Les relations entre le Bénin et le Burkina Faso entrent dans une nouvelle ère de coopération renforcée. À l’issue d’une rencontre officielle à Ouagadougou entre le président béninois Romuald Wadagni et le Capitaine Ibrahim Traoré, les deux pays ont acté la tenue prochaine de leur 5ᵉ Grande Commission mixte. Ce sommet bilatéral s’annonce comme un tournant décisif pour concrétiser une alliance ambitieuse, axée sur le développement et la résilience face aux défis régionaux.
Le rapprochement entre Cotonou et Ouagadougou n’est pas le fruit du hasard. Il répond à une volonté politique affirmée de relancer un partenariat historique, mis en pause ces dernières années. Les échanges fructueux entre les deux chefs d’État ont permis de poser les bases d’une collaboration renforcée, centrée sur des enjeux majeurs : sécurité régionale, croissance économique et intégration commerciale.

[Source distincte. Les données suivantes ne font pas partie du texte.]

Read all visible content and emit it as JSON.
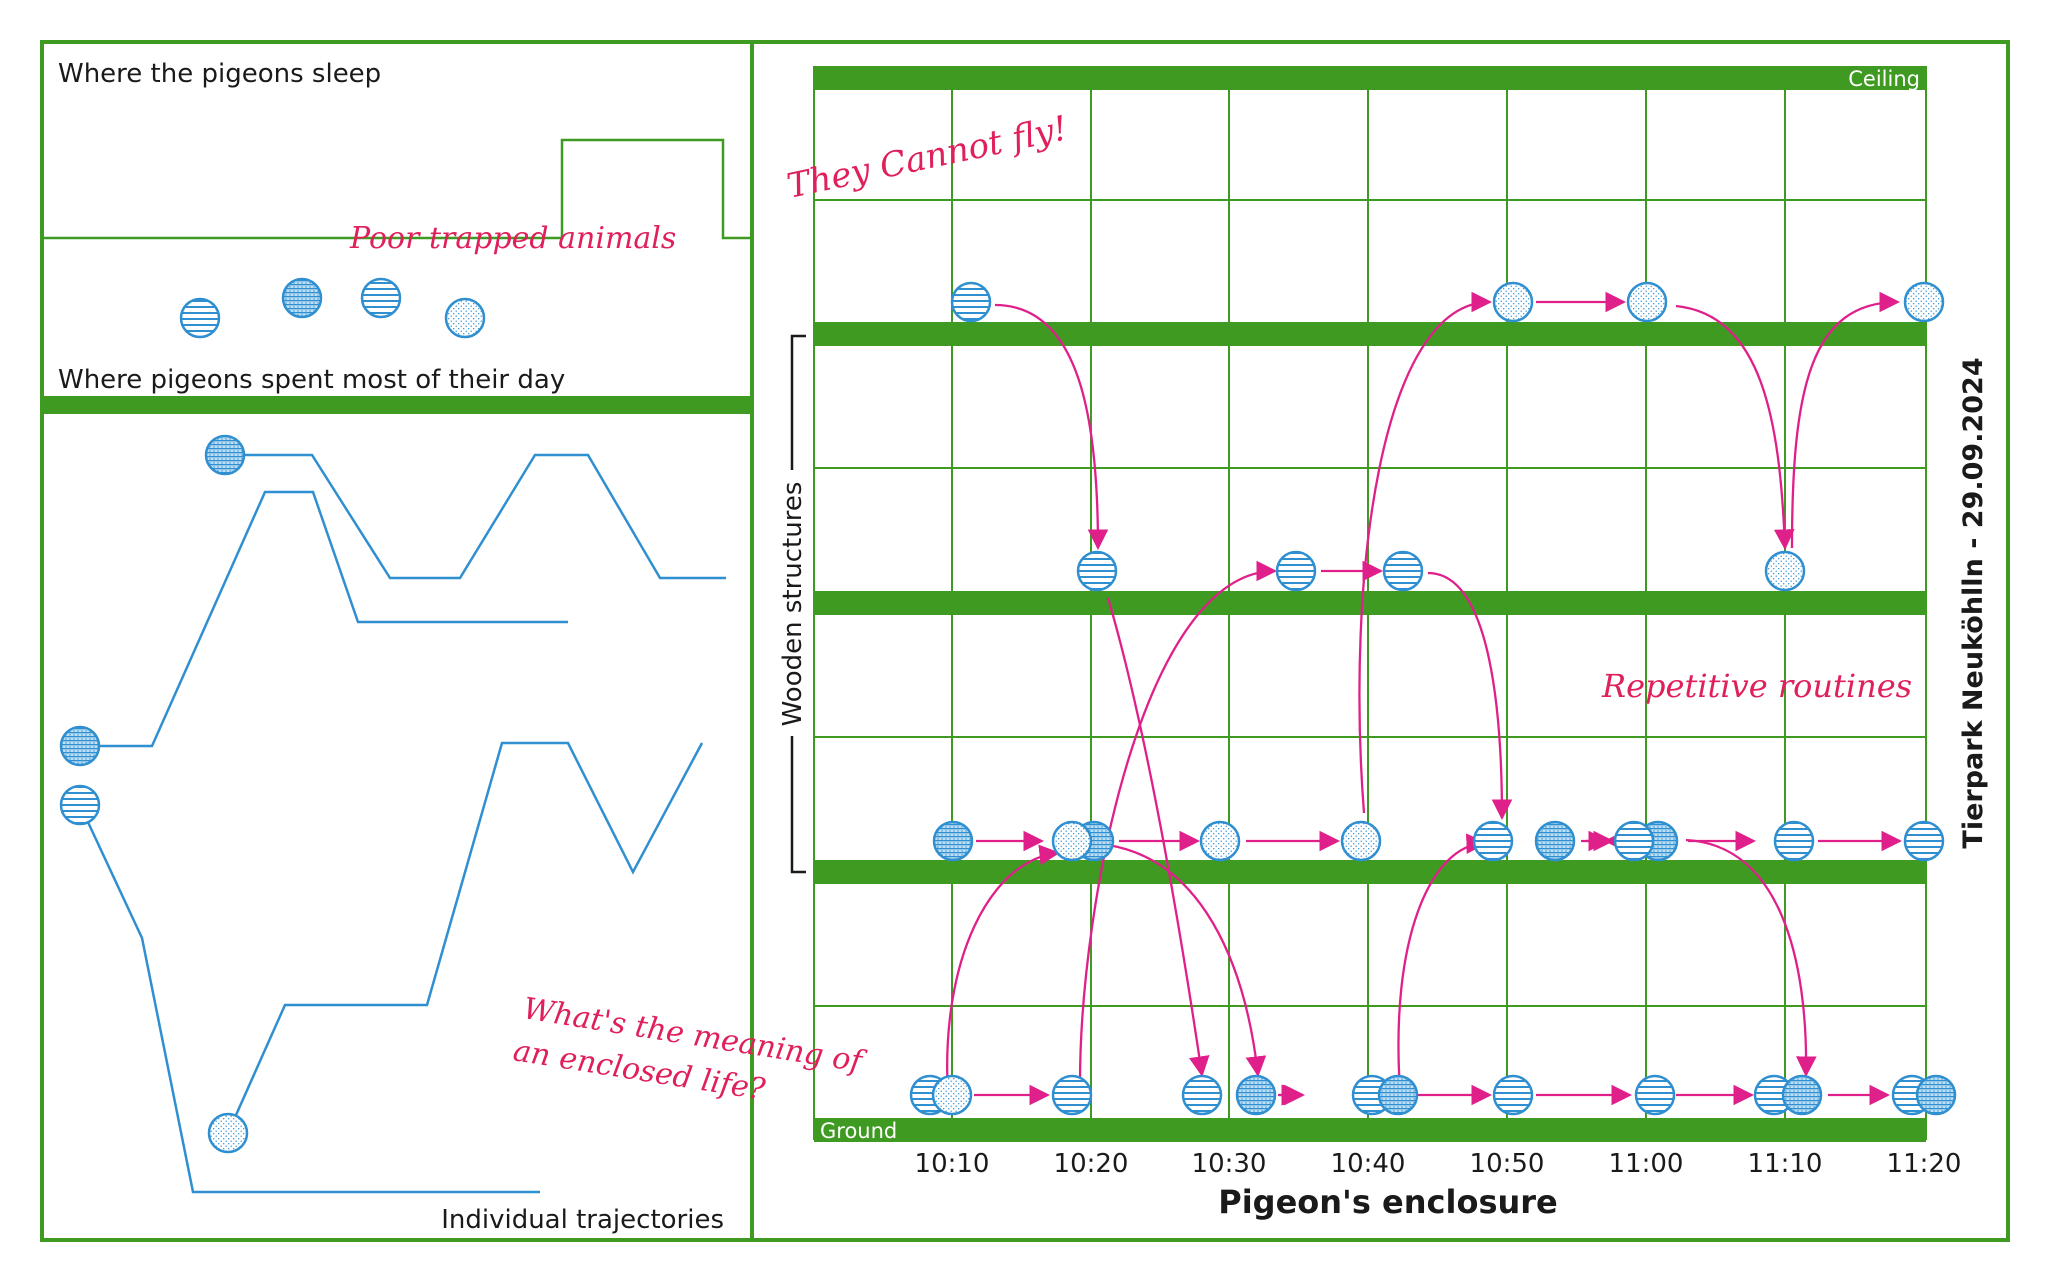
{
  "left_panel": {
    "sleep_title": "Where the pigeons sleep",
    "day_title": "Where pigeons spent most of their day",
    "trajectories_label": "Individual trajectories",
    "note_trapped": "Poor trapped animals"
  },
  "main": {
    "title": "Pigeon's enclosure",
    "ceiling_label": "Ceiling",
    "ground_label": "Ground",
    "structures_label": "Wooden structures",
    "side_label": "Tierpark Neuköhlln - 29.09.2024",
    "note_fly": "They Cannot fly!",
    "note_routines": "Repetitive routines",
    "note_meaning_1": "What's the meaning of",
    "note_meaning_2": "an enclosed life?",
    "time_ticks": [
      "10:10",
      "10:20",
      "10:30",
      "10:40",
      "10:50",
      "11:00",
      "11:10",
      "11:20"
    ]
  },
  "colors": {
    "frame_green": "#3f9a22",
    "pigeon_blue": "#2f8fd0",
    "arrow_pink": "#e0208a",
    "note_red": "#e0205a"
  }
}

Une feuille de route ambitieuse pour la 5ᵉ Grande Commission mixte
Cette session exceptionnelle ne se limitera pas à des discussions protocolaires. Elle servira de catalyseur pour accélérer la mise en œuvre d’initiatives stratégiques, longtemps retardées par des lenteurs administratives. Parmi les priorités identifiées :
- Finaliser des accords bilatéraux en attente de ratification, notamment dans les domaines de l’énergie, des transports et de l’agriculture.
- Moderniser les cadres juridiques régissant les échanges transfrontaliers pour faciliter les investissements et fluidifier les échanges commerciaux.

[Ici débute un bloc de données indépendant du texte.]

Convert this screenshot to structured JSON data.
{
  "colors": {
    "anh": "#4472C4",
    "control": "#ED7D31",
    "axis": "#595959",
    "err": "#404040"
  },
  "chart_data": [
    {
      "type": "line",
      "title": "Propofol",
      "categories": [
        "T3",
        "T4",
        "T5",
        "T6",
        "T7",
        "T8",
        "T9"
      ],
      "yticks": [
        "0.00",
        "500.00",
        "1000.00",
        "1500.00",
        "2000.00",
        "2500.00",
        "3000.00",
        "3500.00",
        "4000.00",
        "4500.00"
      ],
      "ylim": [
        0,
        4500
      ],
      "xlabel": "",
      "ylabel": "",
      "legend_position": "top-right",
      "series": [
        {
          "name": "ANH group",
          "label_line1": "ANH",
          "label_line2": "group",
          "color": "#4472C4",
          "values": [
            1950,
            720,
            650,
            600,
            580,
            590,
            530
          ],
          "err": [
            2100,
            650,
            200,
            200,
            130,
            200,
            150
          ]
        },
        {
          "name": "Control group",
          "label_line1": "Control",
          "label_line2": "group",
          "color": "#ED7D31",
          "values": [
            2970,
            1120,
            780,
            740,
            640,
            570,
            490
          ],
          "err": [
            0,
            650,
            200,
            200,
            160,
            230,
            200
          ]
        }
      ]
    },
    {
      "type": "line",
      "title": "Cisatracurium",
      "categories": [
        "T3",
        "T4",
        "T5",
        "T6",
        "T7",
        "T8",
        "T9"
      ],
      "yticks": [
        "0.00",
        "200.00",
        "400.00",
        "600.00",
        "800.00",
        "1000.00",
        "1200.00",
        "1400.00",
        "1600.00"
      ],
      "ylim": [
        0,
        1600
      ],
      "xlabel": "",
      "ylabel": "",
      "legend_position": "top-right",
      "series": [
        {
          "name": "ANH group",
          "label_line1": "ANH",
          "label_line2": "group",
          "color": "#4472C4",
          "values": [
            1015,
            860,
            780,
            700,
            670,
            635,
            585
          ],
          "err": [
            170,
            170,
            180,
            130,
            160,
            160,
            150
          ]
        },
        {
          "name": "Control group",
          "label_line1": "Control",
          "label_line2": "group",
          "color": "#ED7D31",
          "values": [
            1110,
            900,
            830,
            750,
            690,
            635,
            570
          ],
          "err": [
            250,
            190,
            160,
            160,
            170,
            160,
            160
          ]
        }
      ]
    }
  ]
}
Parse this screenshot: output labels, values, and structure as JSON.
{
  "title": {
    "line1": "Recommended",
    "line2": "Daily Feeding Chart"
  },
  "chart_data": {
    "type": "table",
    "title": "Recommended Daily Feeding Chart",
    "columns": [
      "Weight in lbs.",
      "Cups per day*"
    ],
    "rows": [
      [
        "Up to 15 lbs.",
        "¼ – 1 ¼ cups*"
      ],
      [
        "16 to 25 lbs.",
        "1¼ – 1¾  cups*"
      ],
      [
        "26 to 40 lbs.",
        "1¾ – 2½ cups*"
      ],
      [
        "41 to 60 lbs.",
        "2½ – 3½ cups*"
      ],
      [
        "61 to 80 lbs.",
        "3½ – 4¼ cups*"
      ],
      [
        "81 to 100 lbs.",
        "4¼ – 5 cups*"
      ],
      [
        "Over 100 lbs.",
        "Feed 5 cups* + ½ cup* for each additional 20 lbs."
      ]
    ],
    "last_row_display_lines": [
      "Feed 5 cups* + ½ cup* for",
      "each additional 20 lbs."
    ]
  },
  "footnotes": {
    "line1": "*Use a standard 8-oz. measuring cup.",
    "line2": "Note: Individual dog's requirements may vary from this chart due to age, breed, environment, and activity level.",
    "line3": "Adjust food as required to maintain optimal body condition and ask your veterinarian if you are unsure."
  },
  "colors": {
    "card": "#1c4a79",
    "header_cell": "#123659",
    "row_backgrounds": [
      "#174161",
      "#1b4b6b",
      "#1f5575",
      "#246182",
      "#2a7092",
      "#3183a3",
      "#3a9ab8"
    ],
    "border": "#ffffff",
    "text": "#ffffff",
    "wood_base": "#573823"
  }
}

- Lancer des projets d’infrastructures d’intérêt commun, comme le renforcement des corridors routiers et ferroviaires entre les deux pays.
De la parole aux actes : une approche pragmatique
Pour éviter les écueils des éditions précédentes, les deux délégations se concentreront sur des résultats tangibles. L’objectif ? Transformer les engagements en réalisations concrètes. Les ministres des Affaires étrangères des deux pays ont déjà été mobilisés pour superviser la préparation de ce sommet, avec une attention particulière portée à :
- L’évaluation des progrès accomplis depuis la dernière session, avec un bilan critique des actions menées.

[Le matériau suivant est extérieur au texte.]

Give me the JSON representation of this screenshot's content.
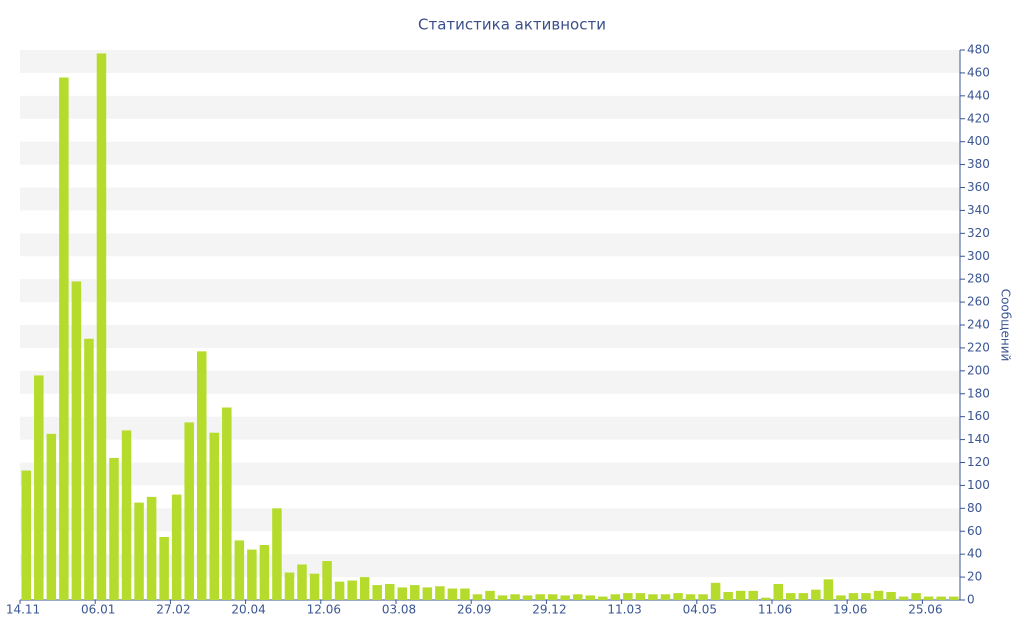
{
  "chart_data": {
    "type": "bar",
    "title": "Статистика активности",
    "y_label": "Сообщений",
    "categories": [
      "14.11",
      null,
      null,
      null,
      null,
      null,
      "06.01",
      null,
      null,
      null,
      null,
      null,
      "27.02",
      null,
      null,
      null,
      null,
      null,
      "20.04",
      null,
      null,
      null,
      null,
      null,
      "12.06",
      null,
      null,
      null,
      null,
      null,
      "03.08",
      null,
      null,
      null,
      null,
      null,
      "26.09",
      null,
      null,
      null,
      null,
      null,
      "29.12",
      null,
      null,
      null,
      null,
      null,
      "11.03",
      null,
      null,
      null,
      null,
      null,
      "04.05",
      null,
      null,
      null,
      null,
      null,
      "11.06",
      null,
      null,
      null,
      null,
      null,
      "19.06",
      null,
      null,
      null,
      null,
      null,
      "25.06",
      null,
      null
    ],
    "values": [
      113,
      196,
      145,
      456,
      278,
      228,
      477,
      124,
      148,
      85,
      90,
      55,
      92,
      155,
      217,
      146,
      168,
      52,
      44,
      48,
      80,
      24,
      31,
      23,
      34,
      16,
      17,
      20,
      13,
      14,
      11,
      13,
      11,
      12,
      10,
      10,
      5,
      8,
      4,
      5,
      4,
      5,
      5,
      4,
      5,
      4,
      3,
      5,
      6,
      6,
      5,
      5,
      6,
      5,
      5,
      15,
      7,
      8,
      8,
      2,
      14,
      6,
      6,
      9,
      18,
      4,
      6,
      6,
      8,
      7,
      3,
      6,
      3,
      3,
      3
    ],
    "color": "#b5dc2c",
    "ylim": [
      0,
      480
    ],
    "yticks": [
      0,
      20,
      40,
      60,
      80,
      100,
      120,
      140,
      160,
      180,
      200,
      220,
      240,
      260,
      280,
      300,
      320,
      340,
      360,
      380,
      400,
      420,
      440,
      460,
      480
    ],
    "grid": "stripes"
  }
}
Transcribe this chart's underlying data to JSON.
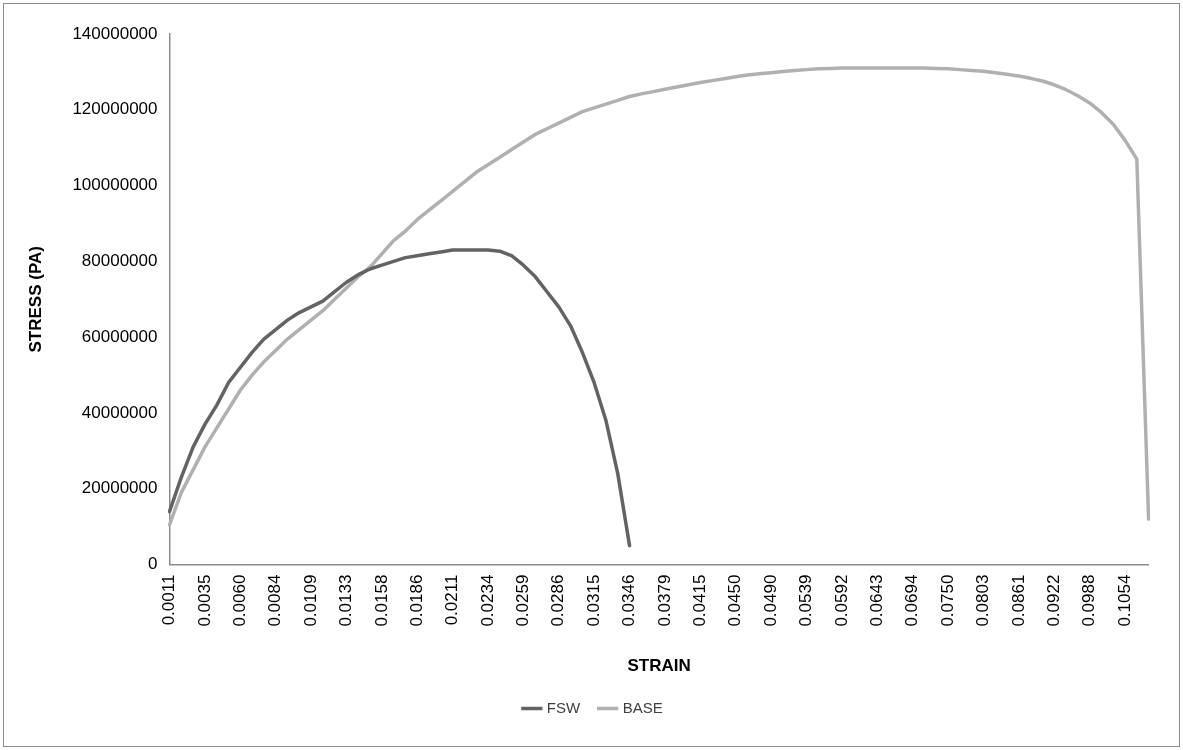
{
  "chart_data": {
    "type": "line",
    "xlabel": "STRAIN",
    "ylabel": "STRESS (PA)",
    "categories": [
      "0.0011",
      null,
      null,
      "0.0035",
      null,
      null,
      "0.0060",
      null,
      null,
      "0.0084",
      null,
      null,
      "0.0109",
      null,
      null,
      "0.0133",
      null,
      null,
      "0.0158",
      null,
      null,
      "0.0186",
      null,
      null,
      "0.0211",
      null,
      null,
      "0.0234",
      null,
      null,
      "0.0259",
      null,
      null,
      "0.0286",
      null,
      null,
      "0.0315",
      null,
      null,
      "0.0346",
      null,
      null,
      "0.0379",
      null,
      null,
      "0.0415",
      null,
      null,
      "0.0450",
      null,
      null,
      "0.0490",
      null,
      null,
      "0.0539",
      null,
      null,
      "0.0592",
      null,
      null,
      "0.0643",
      null,
      null,
      "0.0694",
      null,
      null,
      "0.0750",
      null,
      null,
      "0.0803",
      null,
      null,
      "0.0861",
      null,
      null,
      "0.0922",
      null,
      null,
      "0.0988",
      null,
      null,
      "0.1054",
      null,
      null
    ],
    "series": [
      {
        "name": "FSW",
        "color": "#636363",
        "values": [
          14000000,
          23000000,
          31000000,
          37000000,
          42000000,
          48000000,
          52000000,
          56000000,
          59500000,
          62000000,
          64500000,
          66500000,
          68000000,
          69500000,
          72000000,
          74500000,
          76500000,
          78000000,
          79000000,
          80000000,
          81000000,
          81500000,
          82000000,
          82500000,
          83000000,
          83000000,
          83000000,
          83000000,
          82700000,
          81500000,
          79000000,
          76000000,
          72000000,
          68000000,
          63000000,
          56000000,
          48000000,
          38000000,
          24000000,
          5000000,
          null,
          null,
          null,
          null,
          null,
          null,
          null,
          null,
          null,
          null,
          null,
          null,
          null,
          null,
          null,
          null,
          null,
          null,
          null,
          null,
          null,
          null,
          null,
          null,
          null,
          null,
          null,
          null,
          null,
          null,
          null,
          null,
          null,
          null,
          null,
          null,
          null,
          null,
          null,
          null,
          null,
          null,
          null,
          null
        ]
      },
      {
        "name": "BASE",
        "color": "#b0b0b0",
        "values": [
          10500000,
          19000000,
          25000000,
          31000000,
          36000000,
          41000000,
          46000000,
          50000000,
          53500000,
          56500000,
          59500000,
          62000000,
          64500000,
          67000000,
          70000000,
          73000000,
          76000000,
          78500000,
          82000000,
          85500000,
          88000000,
          91000000,
          93500000,
          96000000,
          98500000,
          101000000,
          103500000,
          105500000,
          107500000,
          109500000,
          111500000,
          113500000,
          115000000,
          116500000,
          118000000,
          119500000,
          120500000,
          121500000,
          122500000,
          123500000,
          124200000,
          124800000,
          125400000,
          126000000,
          126600000,
          127200000,
          127700000,
          128200000,
          128700000,
          129200000,
          129500000,
          129800000,
          130100000,
          130400000,
          130600000,
          130800000,
          130900000,
          131000000,
          131000000,
          131000000,
          131000000,
          131000000,
          131000000,
          131000000,
          131000000,
          130900000,
          130800000,
          130600000,
          130400000,
          130200000,
          129800000,
          129400000,
          128900000,
          128300000,
          127600000,
          126600000,
          125300000,
          123700000,
          121800000,
          119300000,
          116200000,
          112000000,
          107000000,
          12000000
        ]
      }
    ],
    "ylim": [
      0,
      140000000
    ],
    "yticks": [
      0,
      20000000,
      40000000,
      60000000,
      80000000,
      100000000,
      120000000,
      140000000
    ],
    "grid": false,
    "legend": "bottom",
    "marker": "none"
  }
}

- L’identification de nouvelles opportunités économiques, notamment dans les secteurs porteurs comme les mines, le tourisme et les technologies.
- L’adoption d’un calendrier opérationnel pour les trois prochaines années, avec des échéances claires et des indicateurs de suivi.
Cette dynamique s’inscrit dans un contexte où les deux pays font face à des pressions sécuritaires et économiques croissantes. En unissant leurs forces, le Bénin et le Burkina Faso démontrent que la coopération sous-régionale est un levier essentiel pour renforcer la souveraineté et le bien-être de leurs populations.